3. Colonizar el intestino delgado: donde encuentra un ambiente alcalino, óptimo para su multiplicación y supervivencia. Llega a la superficie intestinal valiéndose de movimiento dado por su flagelo, su quimiotaxis y gracias a la producción de una enzima, mucinasa, que destruye la capa de moco intestinal. Luego, mediante adhesinas, se fija al borde en cepillo de los enterocitos, en donde la bacteria estimula la secreción de un líquido intestinal alcalino que favorece su crecimiento.

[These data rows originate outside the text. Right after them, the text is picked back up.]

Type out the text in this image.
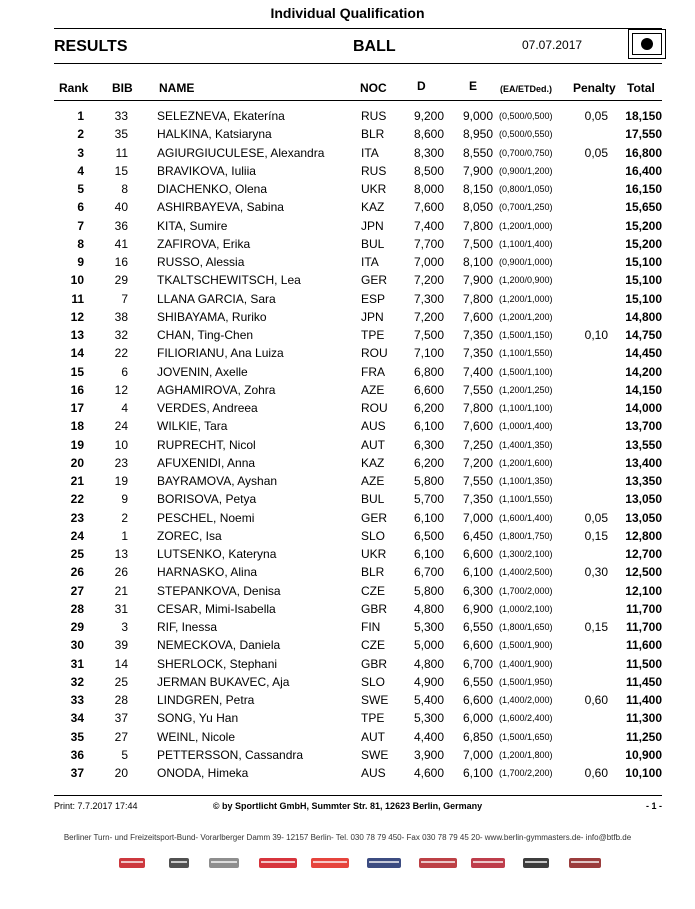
Individual Qualification
RESULTS	BALL	07.07.2017
Rank BIB NAME	NOC	D	E	(EA/ETDed.) Penalty Total
1	33 SELEZNEVA, Ekaterína	RUS	9,200	9,000 (0,500/0,500)	0,05	18,150
2	35 HALKINA, Katsiaryna	BLR	8,600	8,950 (0,500/0,550)	17,550
3	11 AGIURGIUCULESE, Alexandra	ITA	8,300	8,550 (0,700/0,750)	0,05	16,800
4	15 BRAVIKOVA, Iuliia	RUS	8,500	7,900 (0,900/1,200)	16,400
5	8 DIACHENKO, Olena	UKR	8,000	8,150 (0,800/1,050)	16,150
6	40 ASHIRBAYEVA, Sabina	KAZ	7,600	8,050 (0,700/1,250)	15,650
7	36 KITA, Sumire	JPN	7,400	7,800 (1,200/1,000)	15,200
8	41 ZAFIROVA, Erika	BUL	7,700	7,500 (1,100/1,400)	15,200
9	16 RUSSO, Alessia	ITA	7,000	8,100 (0,900/1,000)	15,100
10	29 TKALTSCHEWITSCH, Lea	GER	7,200	7,900 (1,200/0,900)	15,100
11	7 LLANA GARCIA, Sara	ESP	7,300	7,800 (1,200/1,000)	15,100
12	38 SHIBAYAMA, Ruriko	JPN	7,200	7,600 (1,200/1,200)	14,800
13	32 CHAN, Ting-Chen	TPE	7,500	7,350 (1,500/1,150)	0,10	14,750
14	22 FILIORIANU, Ana Luiza	ROU	7,100	7,350 (1,100/1,550)	14,450
15	6 JOVENIN, Axelle	FRA	6,800	7,400 (1,500/1,100)	14,200
16	12 AGHAMIROVA, Zohra	AZE	6,600	7,550 (1,200/1,250)	14,150
17	4 VERDES, Andreea	ROU	6,200	7,800 (1,100/1,100)	14,000
18	24 WILKIE, Tara	AUS	6,100	7,600 (1,000/1,400)	13,700
19	10 RUPRECHT, Nicol	AUT	6,300	7,250 (1,400/1,350)	13,550
20	23 AFUXENIDI, Anna	KAZ	6,200	7,200 (1,200/1,600)	13,400
21	19 BAYRAMOVA, Ayshan	AZE	5,800	7,550 (1,100/1,350)	13,350
22	9 BORISOVA, Petya	BUL	5,700	7,350 (1,100/1,550)	13,050
23	2 PESCHEL, Noemi	GER	6,100	7,000 (1,600/1,400)	0,05	13,050
24	1 ZOREC, Isa	SLO	6,500	6,450 (1,800/1,750)	0,15	12,800
25	13 LUTSENKO, Kateryna	UKR	6,100	6,600 (1,300/2,100)	12,700
26	26 HARNASKO, Alina	BLR	6,700	6,100 (1,400/2,500)	0,30	12,500
27	21 STEPANKOVA, Denisa	CZE	5,800	6,300 (1,700/2,000)	12,100
28	31 CESAR, Mimi-Isabella	GBR	4,800	6,900 (1,000/2,100)	11,700
29	3 RIF, Inessa	FIN	5,300	6,550 (1,800/1,650)	0,15	11,700
30	39 NEMECKOVA, Daniela	CZE	5,000	6,600 (1,500/1,900)	11,600
31	14 SHERLOCK, Stephani	GBR	4,800	6,700 (1,400/1,900)	11,500
32	25 JERMAN BUKAVEC, Aja	SLO	4,900	6,550 (1,500/1,950)	11,450
33	28 LINDGREN, Petra	SWE	5,400	6,600 (1,400/2,000)	0,60	11,400
34	37 SONG, Yu Han	TPE	5,300	6,000 (1,600/2,400)	11,300
35	27 WEINL, Nicole	AUT	4,400	6,850 (1,500/1,650)	11,250
36	5 PETTERSSON, Cassandra	SWE	3,900	7,000 (1,200/1,800)	10,900
37	20 ONODA, Himeka	AUS	4,600	6,100 (1,700/2,200)	0,60	10,100
Print: 7.7.2017 17:44	© by Sportlicht GmbH, Summter Str. 81, 12623 Berlin, Germany	- 1 -
Berliner Turn- und Freizeitsport-Bund- Vorarlberger Damm 39- 12157 Berlin- Tel. 030 78 79 450- Fax 030 78 79 45 20- www.berlin-gymmasters.de- info@btfb.de
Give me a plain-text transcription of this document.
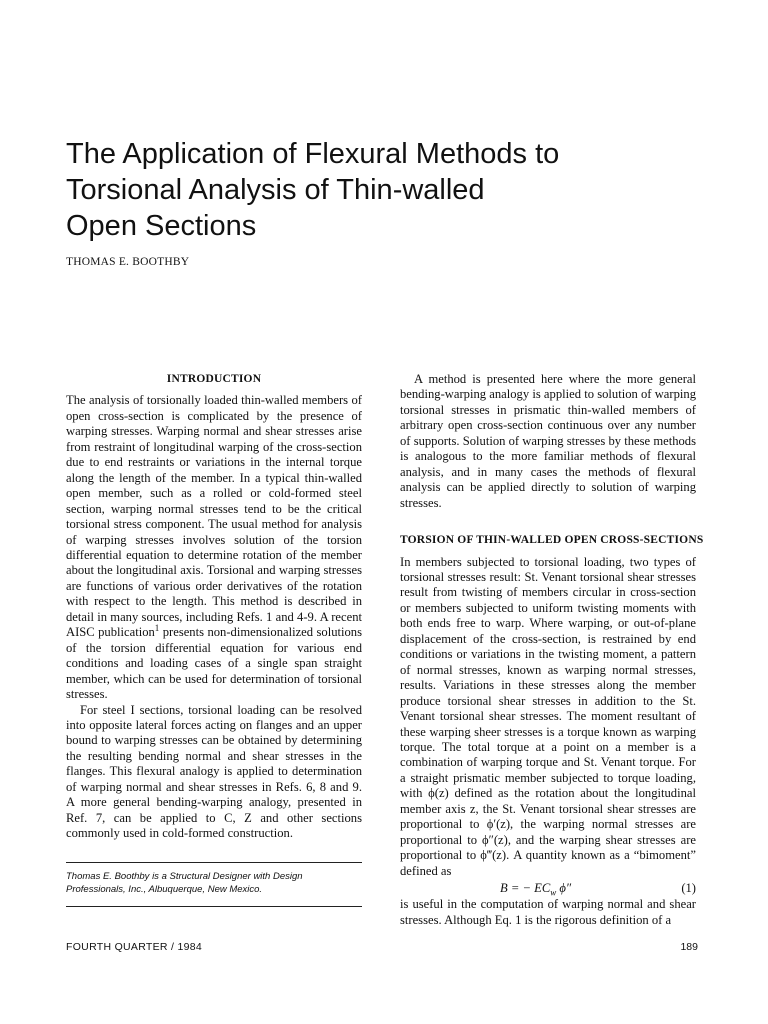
The Application of Flexural Methods to
Torsional Analysis of Thin-walled
Open Sections
THOMAS E. BOOTHBY
INTRODUCTION

The analysis of torsionally loaded thin-walled members of open cross-section is complicated by the presence of warping stresses. Warping normal and shear stresses arise from restraint of longitudinal warping of the cross-section due to end restraints or variations in the internal torque along the length of the member. In a typical thin-walled open member, such as a rolled or cold-formed steel section, warping normal stresses tend to be the critical torsional stress component. The usual method for analysis of warping stresses involves solution of the torsion differential equation to determine rotation of the member about the longitudinal axis. Torsional and warping stresses are functions of various order derivatives of the rotation with respect to the length. This method is described in detail in many sources, including Refs. 1 and 4-9. A recent AISC publication$^1$ presents non-dimensionalized solutions of the torsion differential equation for various end conditions and loading cases of a single span straight member, which can be used for determination of torsional stresses.

For steel I sections, torsional loading can be resolved into opposite lateral forces acting on flanges and an upper bound to warping stresses can be obtained by determining the resulting bending normal and shear stresses in the flanges. This flexural analogy is applied to determination of warping normal and shear stresses in Refs. 6, 8 and 9. A more general bending-warping analogy, presented in Ref. 7, can be applied to C, Z and other sections commonly used in cold-formed construction.

Thomas E. Boothby is a Structural Designer with Design Professionals, Inc., Albuquerque, New Mexico.

A method is presented here where the more general bending-warping analogy is applied to solution of warping torsional stresses in prismatic thin-walled members of arbitrary open cross-section continuous over any number of supports. Solution of warping stresses by these methods is analogous to the more familiar methods of flexural analysis, and in many cases the methods of flexural analysis can be applied directly to solution of warping stresses.

TORSION OF THIN-WALLED OPEN CROSS-SECTIONS

In members subjected to torsional loading, two types of torsional stresses result: St. Venant torsional shear stresses result from twisting of members circular in cross-section or members subjected to uniform twisting moments with both ends free to warp. Where warping, or out-of-plane displacement of the cross-section, is restrained by end conditions or variations in the twisting moment, a pattern of normal stresses, known as warping normal stresses, results. Variations in these stresses along the member produce torsional shear stresses in addition to the St. Venant torsional shear stresses. The moment resultant of these warping sheer stresses is a torque known as warping torque. The total torque at a point on a member is a combination of warping torque and St. Venant torque. For a straight prismatic member subjected to torque loading, with ϕ(z) defined as the rotation about the longitudinal member axis z, the St. Venant torsional shear stresses are proportional to ϕ′(z), the warping normal stresses are proportional to ϕ″(z), and the warping shear stresses are proportional to ϕ‴(z). A quantity known as a “bimoment” defined as

B = − $EC_w$ ϕ″	(1)

is useful in the computation of warping normal and shear stresses. Although Eq. 1 is the rigorous definition of a

FOURTH QUARTER / 1984	189
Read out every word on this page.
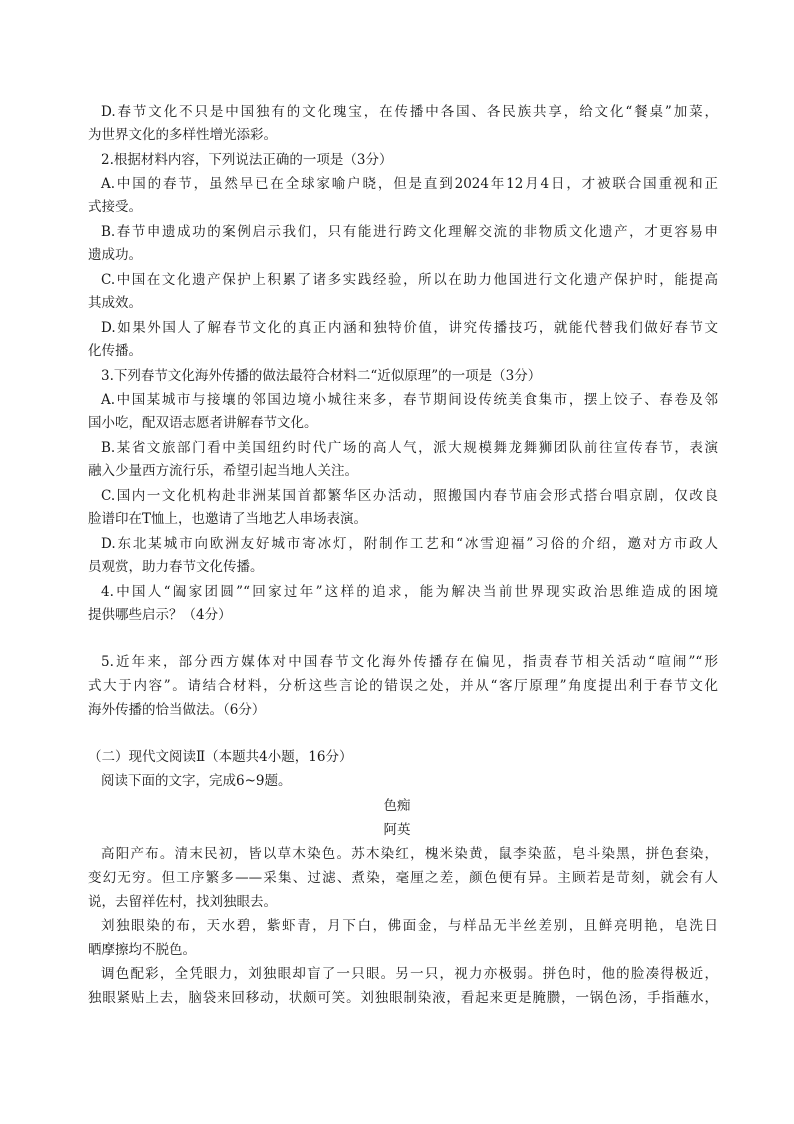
D.春节文化不只是中国独有的文化瑰宝，在传播中各国、各民族共享，给文化“餐桌”加菜，
为世界文化的多样性增光添彩。
2.根据材料内容，下列说法正确的一项是（3分）
A.中国的春节，虽然早已在全球家喻户晓，但是直到2024年12月4日，才被联合国重视和正
式接受。
B.春节申遗成功的案例启示我们，只有能进行跨文化理解交流的非物质文化遗产，才更容易申
遗成功。
C.中国在文化遗产保护上积累了诸多实践经验，所以在助力他国进行文化遗产保护时，能提高
其成效。
D.如果外国人了解春节文化的真正内涵和独特价值，讲究传播技巧，就能代替我们做好春节文
化传播。
3.下列春节文化海外传播的做法最符合材料二“近似原理”的一项是（3分）
A.中国某城市与接壤的邻国边境小城往来多，春节期间设传统美食集市，摆上饺子、春卷及邻
国小吃，配双语志愿者讲解春节文化。
B.某省文旅部门看中美国纽约时代广场的高人气，派大规模舞龙舞狮团队前往宣传春节，表演
融入少量西方流行乐，希望引起当地人关注。
C.国内一文化机构赴非洲某国首都繁华区办活动，照搬国内春节庙会形式搭台唱京剧，仅改良
脸谱印在T恤上，也邀请了当地艺人串场表演。
D.东北某城市向欧洲友好城市寄冰灯，附制作工艺和“冰雪迎福”习俗的介绍，邀对方市政人
员观赏，助力春节文化传播。
4.中国人“阖家团圆”“回家过年”这样的追求，能为解决当前世界现实政治思维造成的困境
提供哪些启示？（4分）
5.近年来，部分西方媒体对中国春节文化海外传播存在偏见，指责春节相关活动“喧闹”“形
式大于内容”。请结合材料，分析这些言论的错误之处，并从“客厅原理”角度提出利于春节文化
海外传播的恰当做法。（6分）
（二）现代文阅读Ⅱ（本题共4小题，16分）
阅读下面的文字，完成6~9题。
色痴
阿英
高阳产布。清末民初，皆以草木染色。苏木染红，槐米染黄，鼠李染蓝，皂斗染黑，拼色套染，
变幻无穷。但工序繁多——采集、过滤、煮染，毫厘之差，颜色便有异。主顾若是苛刻，就会有人
说，去留祥佐村，找刘独眼去。
刘独眼染的布，天水碧，紫虾青，月下白，佛面金，与样品无半丝差别，且鲜亮明艳，皂洗日
晒摩擦均不脱色。
调色配彩，全凭眼力，刘独眼却盲了一只眼。另一只，视力亦极弱。拼色时，他的脸凑得极近，
独眼紧贴上去，脑袋来回移动，状颇可笑。刘独眼制染液，看起来更是腌臜，一锅色汤，手指蘸水，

4. Producción de la enterotoxina: la enterotoxina colérica o colerágeno, es una molécula grande, con un peso molecular de 84.000 daltons, compuesta por dos subunidades A y B.

La subunidad A, el fragmento activo de la enterotoxina, está constituida por dos fragmentos A1 y A2. La subunidad B, realmente son 5 subunidades, las cuales se adhieren a un receptor lipídico del epitelio intestinal, el gangliósido GMI, con lo que permite que la subunidad A sea liberada e inyectada a través de la membrana celular.

Una vez dentro de la célula, la subunidad A inicia una serie de fenómenos complejos que en última instancia llevan aun exagerado aumento de la adenilciclasa, lo que a su vez conduce a la acumulación intracelular de adenosina monofosfato cíclico (AMPc), responsable de la secreción neta de cloro, potasio, bicarbonato y agua por los enterocitos de las criptas intestinales. Por el aumento del AMPc se produce también un bloqueo de la absorción neutra del sodio unido al cloro.

Se da entonces una secreción copiosa de líquido isotónico desde la célula y el espacio extracelular hacia la luz intestinal, de tal magnitud que sobrepasa la capacidad de absorción del colon y es justamente lo que explica la catástrofe hidroelectrolítica de esta enfermedad, que lleva al paciente, en pocas horas, al choque hipovolémico, acidosis metabólica e hipokalemia severa.

Como consecuencia de los vómitos, anorexia y metabolismo aumentado, puede aparecer también hipoglucemia. No hay invasión de la bacteria a la mucosa; los cambios histopatológicos son mínimos, lo que explica el aspecto de "agua de arroz" de las heces del paciente colérico, pues no contiene proteínas ni células sanguíneas.